In his book Emergence, Steven Johnson describes how scientists wrestled with the actions of slime mold. Usually it exists as tiny single entities, feeding on micro-organisms that live in dead plant material. However under certain circumstances it flocks together and acts as one large glutinous blob, seemingly with a mind of its own. For many years scientists were convinced that this activity was dictated by some slime mold pacemakers that spurred the other particles to coalesce around them. In fact, it was discovered that they merely responded to climactic stimuli. They congealed by following each other’s trails of cyclic AMP. If weather conditions didn’t encourage its release, they ignored each other. If weather was favourable they produced more, creating denser and longer trails that were followed by other mold cells which also excreted the AMP and thus made the trail even longer and denser. Eventually they combined into an apparent single unit. No pacemaker, just the weather and fairly basic biological responses.

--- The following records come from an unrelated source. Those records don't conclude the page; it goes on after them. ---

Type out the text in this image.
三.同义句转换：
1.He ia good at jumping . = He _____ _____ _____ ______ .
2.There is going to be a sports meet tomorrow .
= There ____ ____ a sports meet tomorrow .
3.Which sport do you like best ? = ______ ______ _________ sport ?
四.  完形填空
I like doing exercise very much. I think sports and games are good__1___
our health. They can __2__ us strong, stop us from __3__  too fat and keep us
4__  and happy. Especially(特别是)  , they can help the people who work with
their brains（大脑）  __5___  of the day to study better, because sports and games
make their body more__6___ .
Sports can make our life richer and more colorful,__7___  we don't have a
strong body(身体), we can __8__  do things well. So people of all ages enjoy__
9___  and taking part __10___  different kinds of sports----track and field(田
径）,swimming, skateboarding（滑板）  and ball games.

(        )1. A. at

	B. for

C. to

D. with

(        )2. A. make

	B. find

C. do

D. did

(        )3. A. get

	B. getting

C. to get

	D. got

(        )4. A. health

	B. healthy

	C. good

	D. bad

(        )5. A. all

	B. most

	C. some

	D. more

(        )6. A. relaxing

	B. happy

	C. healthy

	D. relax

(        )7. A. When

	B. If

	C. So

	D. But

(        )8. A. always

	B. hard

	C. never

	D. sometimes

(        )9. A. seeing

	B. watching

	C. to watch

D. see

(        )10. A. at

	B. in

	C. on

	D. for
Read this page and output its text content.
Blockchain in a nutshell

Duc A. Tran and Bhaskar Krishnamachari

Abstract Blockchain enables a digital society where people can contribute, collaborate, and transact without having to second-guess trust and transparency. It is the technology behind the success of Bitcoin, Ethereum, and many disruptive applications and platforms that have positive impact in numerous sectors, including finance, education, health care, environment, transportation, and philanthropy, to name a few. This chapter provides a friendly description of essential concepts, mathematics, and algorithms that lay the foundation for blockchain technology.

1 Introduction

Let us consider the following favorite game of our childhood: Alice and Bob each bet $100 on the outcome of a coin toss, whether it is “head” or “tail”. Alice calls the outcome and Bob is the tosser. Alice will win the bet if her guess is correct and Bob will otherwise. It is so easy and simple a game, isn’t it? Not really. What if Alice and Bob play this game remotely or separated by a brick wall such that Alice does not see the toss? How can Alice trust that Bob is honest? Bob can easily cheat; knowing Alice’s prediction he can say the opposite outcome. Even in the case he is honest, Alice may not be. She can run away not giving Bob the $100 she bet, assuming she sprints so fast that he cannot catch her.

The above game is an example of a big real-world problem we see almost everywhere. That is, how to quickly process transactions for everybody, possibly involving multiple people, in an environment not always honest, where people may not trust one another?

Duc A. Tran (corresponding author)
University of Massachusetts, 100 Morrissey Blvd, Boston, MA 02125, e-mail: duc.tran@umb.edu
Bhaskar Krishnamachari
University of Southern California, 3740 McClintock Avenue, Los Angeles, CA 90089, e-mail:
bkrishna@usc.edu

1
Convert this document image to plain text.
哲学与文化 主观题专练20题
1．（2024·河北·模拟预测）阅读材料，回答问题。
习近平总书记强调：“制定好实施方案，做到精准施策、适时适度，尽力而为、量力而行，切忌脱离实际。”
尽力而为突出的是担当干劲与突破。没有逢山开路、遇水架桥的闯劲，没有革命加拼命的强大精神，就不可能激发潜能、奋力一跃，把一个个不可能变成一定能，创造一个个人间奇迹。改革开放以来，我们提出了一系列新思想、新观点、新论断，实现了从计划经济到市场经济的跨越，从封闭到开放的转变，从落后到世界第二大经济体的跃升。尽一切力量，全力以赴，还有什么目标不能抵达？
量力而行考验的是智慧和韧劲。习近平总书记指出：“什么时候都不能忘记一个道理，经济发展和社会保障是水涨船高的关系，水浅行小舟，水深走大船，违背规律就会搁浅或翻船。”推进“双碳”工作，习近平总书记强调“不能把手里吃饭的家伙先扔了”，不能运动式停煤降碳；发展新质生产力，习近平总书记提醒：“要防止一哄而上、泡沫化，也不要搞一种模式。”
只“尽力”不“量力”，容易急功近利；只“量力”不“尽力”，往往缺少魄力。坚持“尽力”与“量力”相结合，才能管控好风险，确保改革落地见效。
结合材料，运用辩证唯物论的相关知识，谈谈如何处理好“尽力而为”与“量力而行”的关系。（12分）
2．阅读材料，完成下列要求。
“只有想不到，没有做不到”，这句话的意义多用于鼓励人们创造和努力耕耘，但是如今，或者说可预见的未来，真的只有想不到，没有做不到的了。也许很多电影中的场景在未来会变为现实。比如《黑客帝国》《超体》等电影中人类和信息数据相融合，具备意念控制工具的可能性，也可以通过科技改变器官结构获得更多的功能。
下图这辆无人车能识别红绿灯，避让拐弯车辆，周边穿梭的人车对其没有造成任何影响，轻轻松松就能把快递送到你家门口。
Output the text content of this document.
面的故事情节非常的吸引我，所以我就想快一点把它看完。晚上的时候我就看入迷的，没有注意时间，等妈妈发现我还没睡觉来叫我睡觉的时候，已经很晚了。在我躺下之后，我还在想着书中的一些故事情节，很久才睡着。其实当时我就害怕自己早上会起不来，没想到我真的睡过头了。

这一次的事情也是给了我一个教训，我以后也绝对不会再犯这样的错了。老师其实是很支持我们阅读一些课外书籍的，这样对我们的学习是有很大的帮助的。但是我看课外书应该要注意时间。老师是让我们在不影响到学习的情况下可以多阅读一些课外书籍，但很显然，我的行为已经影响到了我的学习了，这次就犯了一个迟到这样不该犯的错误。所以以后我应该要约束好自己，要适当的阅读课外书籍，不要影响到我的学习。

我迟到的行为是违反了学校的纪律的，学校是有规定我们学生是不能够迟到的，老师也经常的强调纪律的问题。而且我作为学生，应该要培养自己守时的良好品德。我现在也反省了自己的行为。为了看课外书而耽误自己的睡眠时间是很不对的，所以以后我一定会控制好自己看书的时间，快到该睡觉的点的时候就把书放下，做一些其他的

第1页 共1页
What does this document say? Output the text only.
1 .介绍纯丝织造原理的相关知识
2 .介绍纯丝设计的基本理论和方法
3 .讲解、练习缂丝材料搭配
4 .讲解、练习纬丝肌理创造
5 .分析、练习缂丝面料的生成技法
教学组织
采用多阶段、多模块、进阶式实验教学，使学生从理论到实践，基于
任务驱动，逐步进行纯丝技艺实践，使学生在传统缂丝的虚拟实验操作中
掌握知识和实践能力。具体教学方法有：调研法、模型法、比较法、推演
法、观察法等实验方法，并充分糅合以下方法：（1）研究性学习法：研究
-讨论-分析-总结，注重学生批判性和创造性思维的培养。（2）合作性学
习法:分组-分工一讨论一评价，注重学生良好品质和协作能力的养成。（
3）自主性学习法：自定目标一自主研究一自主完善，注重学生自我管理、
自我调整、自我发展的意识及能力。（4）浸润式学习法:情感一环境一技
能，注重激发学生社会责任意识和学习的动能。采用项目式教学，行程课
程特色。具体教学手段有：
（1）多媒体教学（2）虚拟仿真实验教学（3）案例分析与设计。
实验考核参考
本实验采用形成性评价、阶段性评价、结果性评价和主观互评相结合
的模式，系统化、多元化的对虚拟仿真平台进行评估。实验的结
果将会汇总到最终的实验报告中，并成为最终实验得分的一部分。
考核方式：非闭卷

This action is exactly similar to the way the financial markets work. They respond to given stimuli in specific and predictable ways. You can’t expect them to listen to reason, or act differently, because they have no sentient command structure. If they discover a weak currency, company or country, they will automatically go in for the kill. Unlike wolves, their feeding frenzy cannot be sated. A victim won’t have a lucky escape because the markets are full.
However, just as slime mold explains the actions of the markets, it also supplies the simple solution. Prevent the climactic conditions that allow the mindless destruction to occur. In other words, when it seems that the markets are about to tailspin, close them down for a month to allow the governing bodies to deal with the problem without the added pressure of clammering traders and collapsing markets. This might seem like overkill, and it can certainly be argued that closing the markets does not solve the basic problem or remove the need for market re-adjustment, but that would not be the purpose of the closure. The point is to prevent the needless collateral damage caused by mass panic on the trading floors.